There's been more going on than just the default to medium level thinking - I'll echo what others are saying, even on high effort there's been a very significant increase in "rush to completion" behavior.
There's been more going on than just the default to medium level thinking - I'll echo what others are saying, even on high effort there's been a very significant increase in "rush to completion" behavior.
Thanks for the feedback. To make it actionable, would you mind running /bug the next time you see it and posting the feedback id here? That way we can debug and see if there's an issue, or if it's within variance.
I'll have a look. The CoT switch you mentioned will help, I'll take a look at that too, but my suspicion is that this isn't a CoT issue - it's a model preference issue.

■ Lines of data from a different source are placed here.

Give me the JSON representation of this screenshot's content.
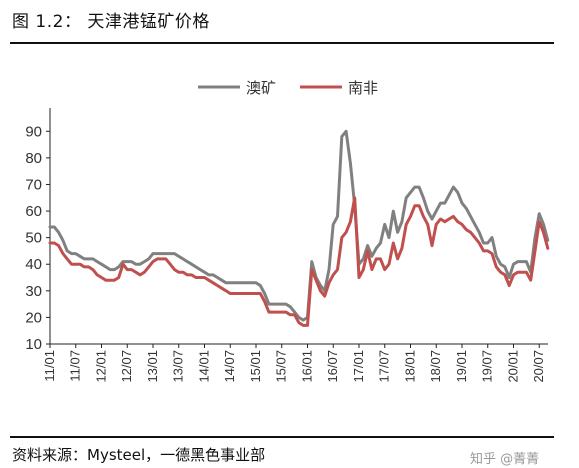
{
  "figure_title": "图 1.2：  天津港锰矿价格",
  "source": "资料来源：Mysteel，一德黑色事业部",
  "watermark": "知乎 @菁菁",
  "chart_data": {
    "type": "line",
    "title": "",
    "xlabel": "",
    "ylabel": "",
    "ylim": [
      10,
      95
    ],
    "yticks": [
      10,
      20,
      30,
      40,
      50,
      60,
      70,
      80,
      90
    ],
    "xlim": [
      2011.0,
      2020.67
    ],
    "xticks": [
      "11/01",
      "11/07",
      "12/01",
      "12/07",
      "13/01",
      "13/07",
      "14/01",
      "14/07",
      "15/01",
      "15/07",
      "16/01",
      "16/07",
      "17/01",
      "17/07",
      "18/01",
      "18/07",
      "19/01",
      "19/07",
      "20/01",
      "20/07"
    ],
    "legend_position": "top",
    "grid": false,
    "series": [
      {
        "name": "澳矿",
        "color": "#808080",
        "points": [
          [
            "2011-01",
            54
          ],
          [
            "2011-02",
            54
          ],
          [
            "2011-03",
            52
          ],
          [
            "2011-04",
            49
          ],
          [
            "2011-05",
            45
          ],
          [
            "2011-06",
            44
          ],
          [
            "2011-07",
            44
          ],
          [
            "2011-08",
            43
          ],
          [
            "2011-09",
            42
          ],
          [
            "2011-10",
            42
          ],
          [
            "2011-11",
            42
          ],
          [
            "2011-12",
            41
          ],
          [
            "2012-01",
            40
          ],
          [
            "2012-02",
            39
          ],
          [
            "2012-03",
            38
          ],
          [
            "2012-04",
            38
          ],
          [
            "2012-05",
            39
          ],
          [
            "2012-06",
            41
          ],
          [
            "2012-07",
            41
          ],
          [
            "2012-08",
            41
          ],
          [
            "2012-09",
            40
          ],
          [
            "2012-10",
            40
          ],
          [
            "2012-11",
            41
          ],
          [
            "2012-12",
            42
          ],
          [
            "2013-01",
            44
          ],
          [
            "2013-02",
            44
          ],
          [
            "2013-03",
            44
          ],
          [
            "2013-04",
            44
          ],
          [
            "2013-05",
            44
          ],
          [
            "2013-06",
            44
          ],
          [
            "2013-07",
            43
          ],
          [
            "2013-08",
            42
          ],
          [
            "2013-09",
            41
          ],
          [
            "2013-10",
            40
          ],
          [
            "2013-11",
            39
          ],
          [
            "2013-12",
            38
          ],
          [
            "2014-01",
            37
          ],
          [
            "2014-02",
            36
          ],
          [
            "2014-03",
            36
          ],
          [
            "2014-04",
            35
          ],
          [
            "2014-05",
            34
          ],
          [
            "2014-06",
            33
          ],
          [
            "2014-07",
            33
          ],
          [
            "2014-08",
            33
          ],
          [
            "2014-09",
            33
          ],
          [
            "2014-10",
            33
          ],
          [
            "2014-11",
            33
          ],
          [
            "2014-12",
            33
          ],
          [
            "2015-01",
            33
          ],
          [
            "2015-02",
            32
          ],
          [
            "2015-03",
            29
          ],
          [
            "2015-04",
            25
          ],
          [
            "2015-05",
            25
          ],
          [
            "2015-06",
            25
          ],
          [
            "2015-07",
            25
          ],
          [
            "2015-08",
            25
          ],
          [
            "2015-09",
            24
          ],
          [
            "2015-10",
            22
          ],
          [
            "2015-11",
            20
          ],
          [
            "2015-12",
            19
          ],
          [
            "2016-01",
            20
          ],
          [
            "2016-02",
            41
          ],
          [
            "2016-03",
            35
          ],
          [
            "2016-04",
            32
          ],
          [
            "2016-05",
            30
          ],
          [
            "2016-06",
            38
          ],
          [
            "2016-07",
            55
          ],
          [
            "2016-08",
            58
          ],
          [
            "2016-09",
            88
          ],
          [
            "2016-10",
            90
          ],
          [
            "2016-11",
            78
          ],
          [
            "2016-12",
            62
          ],
          [
            "2017-01",
            40
          ],
          [
            "2017-02",
            42
          ],
          [
            "2017-03",
            47
          ],
          [
            "2017-04",
            43
          ],
          [
            "2017-05",
            46
          ],
          [
            "2017-06",
            48
          ],
          [
            "2017-07",
            55
          ],
          [
            "2017-08",
            50
          ],
          [
            "2017-09",
            60
          ],
          [
            "2017-10",
            52
          ],
          [
            "2017-11",
            56
          ],
          [
            "2017-12",
            65
          ],
          [
            "2018-01",
            67
          ],
          [
            "2018-02",
            69
          ],
          [
            "2018-03",
            69
          ],
          [
            "2018-04",
            65
          ],
          [
            "2018-05",
            60
          ],
          [
            "2018-06",
            57
          ],
          [
            "2018-07",
            60
          ],
          [
            "2018-08",
            63
          ],
          [
            "2018-09",
            63
          ],
          [
            "2018-10",
            66
          ],
          [
            "2018-11",
            69
          ],
          [
            "2018-12",
            67
          ],
          [
            "2019-01",
            63
          ],
          [
            "2019-02",
            61
          ],
          [
            "2019-03",
            58
          ],
          [
            "2019-04",
            55
          ],
          [
            "2019-05",
            52
          ],
          [
            "2019-06",
            48
          ],
          [
            "2019-07",
            48
          ],
          [
            "2019-08",
            50
          ],
          [
            "2019-09",
            43
          ],
          [
            "2019-10",
            40
          ],
          [
            "2019-11",
            39
          ],
          [
            "2019-12",
            35
          ],
          [
            "2020-01",
            40
          ],
          [
            "2020-02",
            41
          ],
          [
            "2020-03",
            41
          ],
          [
            "2020-04",
            41
          ],
          [
            "2020-05",
            37
          ],
          [
            "2020-06",
            50
          ],
          [
            "2020-07",
            59
          ],
          [
            "2020-08",
            55
          ],
          [
            "2020-09",
            49
          ]
        ]
      },
      {
        "name": "南非",
        "color": "#c0504d",
        "points": [
          [
            "2011-01",
            48
          ],
          [
            "2011-02",
            48
          ],
          [
            "2011-03",
            47
          ],
          [
            "2011-04",
            44
          ],
          [
            "2011-05",
            42
          ],
          [
            "2011-06",
            40
          ],
          [
            "2011-07",
            40
          ],
          [
            "2011-08",
            40
          ],
          [
            "2011-09",
            39
          ],
          [
            "2011-10",
            39
          ],
          [
            "2011-11",
            38
          ],
          [
            "2011-12",
            36
          ],
          [
            "2012-01",
            35
          ],
          [
            "2012-02",
            34
          ],
          [
            "2012-03",
            34
          ],
          [
            "2012-04",
            34
          ],
          [
            "2012-05",
            35
          ],
          [
            "2012-06",
            40
          ],
          [
            "2012-07",
            38
          ],
          [
            "2012-08",
            38
          ],
          [
            "2012-09",
            37
          ],
          [
            "2012-10",
            36
          ],
          [
            "2012-11",
            37
          ],
          [
            "2012-12",
            39
          ],
          [
            "2013-01",
            41
          ],
          [
            "2013-02",
            42
          ],
          [
            "2013-03",
            42
          ],
          [
            "2013-04",
            42
          ],
          [
            "2013-05",
            40
          ],
          [
            "2013-06",
            38
          ],
          [
            "2013-07",
            37
          ],
          [
            "2013-08",
            37
          ],
          [
            "2013-09",
            36
          ],
          [
            "2013-10",
            36
          ],
          [
            "2013-11",
            35
          ],
          [
            "2013-12",
            35
          ],
          [
            "2014-01",
            35
          ],
          [
            "2014-02",
            34
          ],
          [
            "2014-03",
            33
          ],
          [
            "2014-04",
            32
          ],
          [
            "2014-05",
            31
          ],
          [
            "2014-06",
            30
          ],
          [
            "2014-07",
            29
          ],
          [
            "2014-08",
            29
          ],
          [
            "2014-09",
            29
          ],
          [
            "2014-10",
            29
          ],
          [
            "2014-11",
            29
          ],
          [
            "2014-12",
            29
          ],
          [
            "2015-01",
            29
          ],
          [
            "2015-02",
            29
          ],
          [
            "2015-03",
            26
          ],
          [
            "2015-04",
            22
          ],
          [
            "2015-05",
            22
          ],
          [
            "2015-06",
            22
          ],
          [
            "2015-07",
            22
          ],
          [
            "2015-08",
            22
          ],
          [
            "2015-09",
            21
          ],
          [
            "2015-10",
            21
          ],
          [
            "2015-11",
            18
          ],
          [
            "2015-12",
            17
          ],
          [
            "2016-01",
            17
          ],
          [
            "2016-02",
            38
          ],
          [
            "2016-03",
            34
          ],
          [
            "2016-04",
            30
          ],
          [
            "2016-05",
            28
          ],
          [
            "2016-06",
            33
          ],
          [
            "2016-07",
            36
          ],
          [
            "2016-08",
            38
          ],
          [
            "2016-09",
            50
          ],
          [
            "2016-10",
            52
          ],
          [
            "2016-11",
            56
          ],
          [
            "2016-12",
            65
          ],
          [
            "2017-01",
            35
          ],
          [
            "2017-02",
            38
          ],
          [
            "2017-03",
            45
          ],
          [
            "2017-04",
            38
          ],
          [
            "2017-05",
            42
          ],
          [
            "2017-06",
            42
          ],
          [
            "2017-07",
            38
          ],
          [
            "2017-08",
            40
          ],
          [
            "2017-09",
            48
          ],
          [
            "2017-10",
            42
          ],
          [
            "2017-11",
            46
          ],
          [
            "2017-12",
            55
          ],
          [
            "2018-01",
            58
          ],
          [
            "2018-02",
            62
          ],
          [
            "2018-03",
            62
          ],
          [
            "2018-04",
            58
          ],
          [
            "2018-05",
            55
          ],
          [
            "2018-06",
            47
          ],
          [
            "2018-07",
            55
          ],
          [
            "2018-08",
            57
          ],
          [
            "2018-09",
            56
          ],
          [
            "2018-10",
            57
          ],
          [
            "2018-11",
            58
          ],
          [
            "2018-12",
            56
          ],
          [
            "2019-01",
            55
          ],
          [
            "2019-02",
            53
          ],
          [
            "2019-03",
            52
          ],
          [
            "2019-04",
            50
          ],
          [
            "2019-05",
            48
          ],
          [
            "2019-06",
            45
          ],
          [
            "2019-07",
            45
          ],
          [
            "2019-08",
            44
          ],
          [
            "2019-09",
            39
          ],
          [
            "2019-10",
            37
          ],
          [
            "2019-11",
            36
          ],
          [
            "2019-12",
            32
          ],
          [
            "2020-01",
            36
          ],
          [
            "2020-02",
            37
          ],
          [
            "2020-03",
            37
          ],
          [
            "2020-04",
            37
          ],
          [
            "2020-05",
            34
          ],
          [
            "2020-06",
            45
          ],
          [
            "2020-07",
            56
          ],
          [
            "2020-08",
            52
          ],
          [
            "2020-09",
            46
          ]
        ]
      }
    ]
  }
}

Comparing Opus vs. Qwen 27b on similar problems, Opus is sharper and more effective at implementation - but will flat out ignore issues and insist "everything is fine" that Qwen is able to spot and demonstrate solid understanding of. Opus understands the issues perfectly well, it just avoids them.
This correlates with what I've observed about the underlying personalities (and you guys put out a paper the other day that shows you guys are starting to understand it in these terms - functionally modeling feelings in models). On the whole Opus is very stable personality wise and an effective thinker, I want to complement you guys on that, and it definitely contrasts with behaviors I've seen from OpenAI. But when I do see Opus miss things that it should get, it seems to be a combination of avoidant tendencies and too much of a push to "just get it done and move into the next task" from RHLF.
How much of the code/context gets attached in the /bug report?
When you submit a /bug we get a way to see the contents of the conversation. We don't see anything else in your codebase.
Was there a change in Claude Code system prompt at that time that nudges Claude into simplistic thinking?
Here is a gist that tries to patch the system prompt to make Claude behave better https://gist.github.com/roman01la/483d1db15043018096ac3babf5...
I haven’t personally tried it yet. I do certainly battle Claude quite a lot with “no I don’t want quick-n-easy wrong solution just because it’s two lines of code, I want best solution in the long run”.
If the system prompt indeed prefers laziness in 5:1 ratio, that explains a lot.
I will submit /bug in a few next conversations, when it occurs next.
That Gist does explain quite a few flaws Claude has. I wonder if MEMORY.md is sufficient to counteract the prompt without patching.
Holy sweet LLM, this gist is crazy. Why did they do this to themselves? I am going to try this at home, it might actually fix Claude.
Remember Sonnet 3.5 and 3.7? They were happy to throw abstraction on top of abstraction on top of abstraction. Still a lot of people have “do not over-engineer, do not design for the future” and similar stuff in their CLAUDE.md files.
So I think the system prompt just pushes it way too hard to “simple” direction. At least for some people. I was doing a small change in one of my projects today, and I was quite happy with “keep it stupid and hacky” approach there.
And in the other project I am like “NO! WORK A LOT! DO YOUR BEST! BE HAPPY TO WORK HARD!”
So it depends.
[dead]
Theres also been tons of thinking leaking into the actual output. Recently it even added thinking into a code patch it did (a[0] &= ~(1 << 2); // actually let me just rewrite { .. 5 more lines setting a[0] .. }).